Anyway, right by the trig point there were 2 caged wild birds and a couple of heaps of feathers close by from some of their previous companions.
Why would these birds have been caged up in this rather remote location?
Any ideas from those more savvy with countryside customs?
There were 2 eggs in the cage but they looked much to big to be those of the birds, more like normal hens eggs.
Strange stuff this SOTA activating…
In reply to G4ISJ:
They are humane bird traps for the catching of birds by using the trapped bird as a lure. http://www.rustlertraps.co.uk/humane-traps/magpie-traps shows some and explains a bit about them.
I have seen many around but most are away from public view - so as not to draw attention to them as some folk release the trap bird.
Larson traps as they are called, can be legally used to trap birds such as Crows and Magpies as these are considered vermin and can be legally destroyed. It appears the cage in your video film had a crow and a magpie in it. These would likely be dispatched when the landowner next visited the trap.
However, these traps are also used on occasion by landowners, gamekeepers and game bird rearers to catch and destroy protected wild bird species, such as Goshawks and Buzzards.
There have been successful prosecutions in courts for this offence in recent years.

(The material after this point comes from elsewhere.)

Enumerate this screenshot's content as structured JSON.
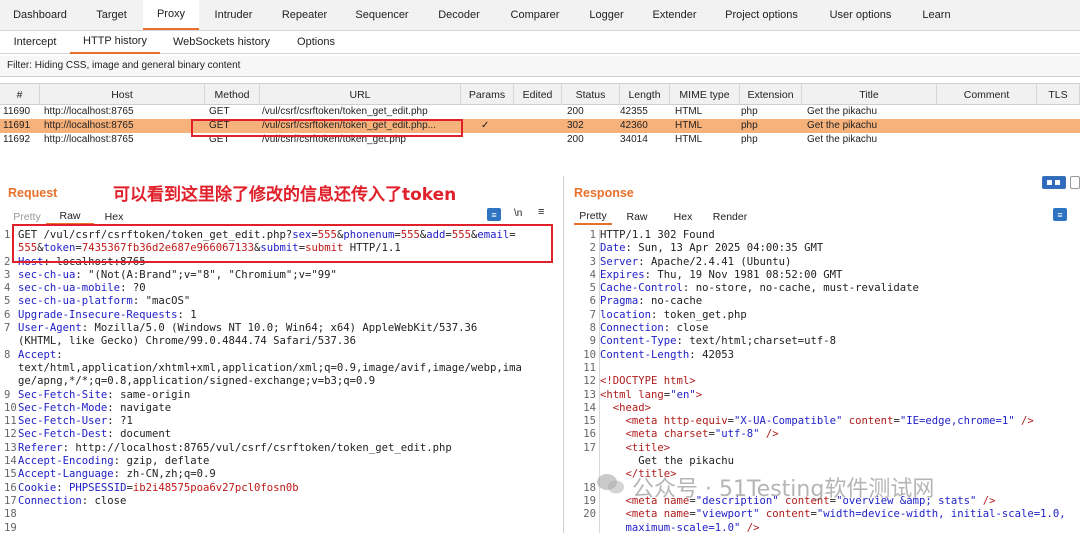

Live pigeons are used to entice protected wild birds into the cage and they are then persecuted.
If a Larson trap was found containing a live pigeon, or a dead or alive raptor the Police, RSPCA and Natural England would be very interested in bringing the person responsible to justice.
I wondered if the sheds in the background may have been used for rearing pheasants…
Dundry Down is a summit I hope to visit myself fairly soon, so l will be looking myself when I am there.
Thanks to Neil and Phil for the reply.
I’m now suitably educated after reading up on these controversial traps.
I understand now why there were feathers/carcasses nearby.
Personally, I think it’s inhumane and unnecessary and it appears I’m not alone after reading online resources.
In reply to G4ISJ:
If you’ve seen a cast ewe with her eyes pecked out by crows, you might think differently.
Richard mm3brr Isle of Barra
In reply to G4OIG:
Guys, there are other forums where the rights and wrongs of trapping “vermin” can be debated, this is a SOTA forum so I think this discussion has now gone far enough.